ELSIE PROMISES TO RETURN
One beautiful May day Curtis came into the house with shining face.
"Sis, our artists are coming back," he called to Jennie from the hall.
"Are they? Oh, isn't that glorious!" she answered, running to meet him. "When are they to reach here? Whom did you hear from?"
"Lawson. They can't come till some time in June, however."
Jennie's face fell. "In June! I thought you meant they were coming now—right away—this week."
"Lawson furthermore writes that he expects to bring a sculptor with him—a Mr. Parker. You remember those photographs he showed us of some statues of Indians? Well, this is the man who made the figures. His wife is coming as chaperon for Miss Brisbane."
"She still needs a chaperon, does she?"
"It would seem so. Besides, Mrs. Parker goes everywhere with her husband."
"I hope she'll be as nice as Mrs. Wilcox."
"I don't think Lawson would bring any crooked timber along—there must be something worth while in them."
"Well, I am delighted, George. I confess I'm hungry for a message from the outside world; and during the school vacation we can get away once in a while to enjoy ourselves."
The certainty of the return of the artistic colony changed Curtis's entire summer outlook. Work had dragged heavily upon him during February and March, and there were moments when his enthusiasm ebbed. It was a trying position. He began to understand how a man might start in his duties with the most commendable desire, even solemn resolution, to be ever kindly and patient and self-respecting, and end by cursing the redmen and himself most impartially. Misunderstandings are so easy where two races are forced into daily contact, without knowledge of each other's speech, and with only a partial comprehension of each other's outlook on the world. Some of the employés possessed a small vocabulary of common Tetong words, but they could neither explain nor reason about any act. They could only command. Curtis, by means of the sign language, which he had carried to marvellous clearness and swiftness, was able to make himself understood fairly well on most topics, but nevertheless found himself groping at times in the obscure caverns of their thinking.
"Even after a man gets their thought he must comprehend the origin of their motives," he said to Wilson, his clerk. "Everything they do has meaning and sequence. They have developed, like ourselves, through countless generations of life under relatively stable conditions. These material conditions are now giving way, are vanishing, but the mental traits they formed will persist. Think of this when you are impatient with them."
Wilson took a pessimistic view. "I defy the angel Gabriel to keep his temper if he should get himself appointed clerk. If I was a married man I could make a better mark; but there it is—they can't see me." He ended with a deep sigh.

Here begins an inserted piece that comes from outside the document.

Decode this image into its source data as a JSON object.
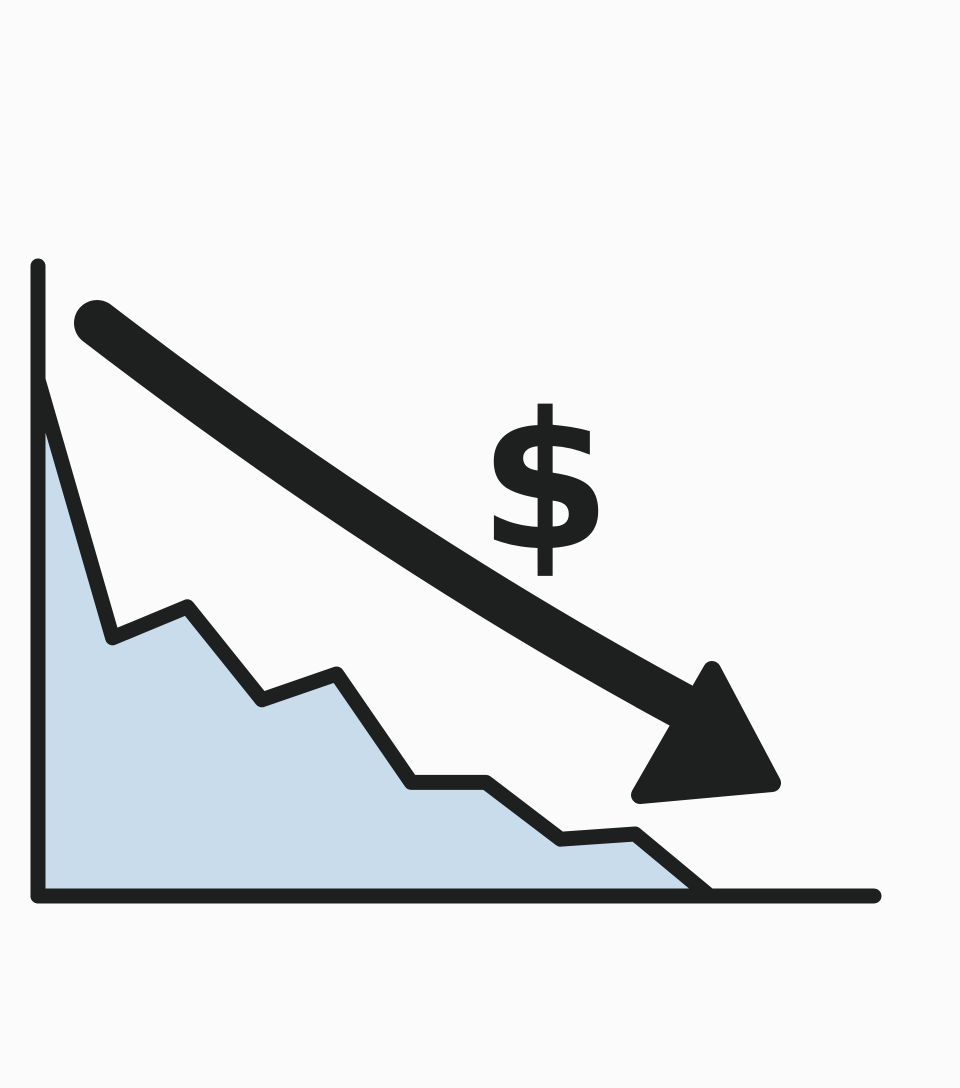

Curtis took advantage of Lawson's letter to write again to Elsie, and though he considered it a very polite and entirely circumspect performance, his fervor of gladness burned through every line, and the girl as she read it fell to musing on the singularity of the situation. He was in her mind very often, now; the romance and the poetry of the work he was doing began at last to appeal to her, and the knowledge that she, in a sense, shared the possibilities with him, was distinctly pleasurable. She had perception enough to feel also the force of the contrast in their lives, he toiling thanklessly on a barren, sun-smit land, in effort to lead a subject race to self-supporting freedom, while she, dabbling in art for art's sake, sat in a secure place and watched him curiously.
"How well he writes," she thought, returning to his letter. His sentences clutched her like strong hands, and she could not escape them. As she read she drew again the splendid lines of his head in profile, and then, a sentence later, it seemed that he was looking straight into her eyes, grave of countenance, involved in some moral question whose solution he considered essential to his happiness and to the welfare of his people. Surely he was a most uncommon soldier. When she had finished reading she was sincerely moved to reply. She had nothing definitely in mind to say, and yet somehow she visualized him at his desk waiting an answer. "The worst of it is, we seem to have no topic in common except his distressing Indians," she said, as she returned to her work. "Even art to him means painting the redmen sympathetically."
But he could not be put aside. He was narrow and one-sided, but he was sincere and manly—and handsome. That was the very worst of it; he was too attractive to be forgotten. Therefore she took up her pen again, being careful to keep close to artistic motives. She spoke of the success of her spring exhibition, and said: "It has confirmed me in the desire to go on valiantly in the same line. That is the reason I am coming back to the Tetongs. I feel that I begin to know them—artistically, I mean; not as you know them—and I need your blazing sunlight to drink up the fogs that I brought from Holland and Belgium. The prismatic flare of color out there pleases me. It's just the white ray split into its primary colors, but I can get it. I'm going to do more of those canvases of the moving figure blended with the landscape; they make a stunning technical problem in vibration as well as in values; and then the critics shout over them, too. I sold the one you liked so well, and also five portraits, and feel vastly encouraged. Owen Field was over from New York and gave me a real hurrah. I am going to exhibit in New York next fall if all goes well with me among the Tetongs."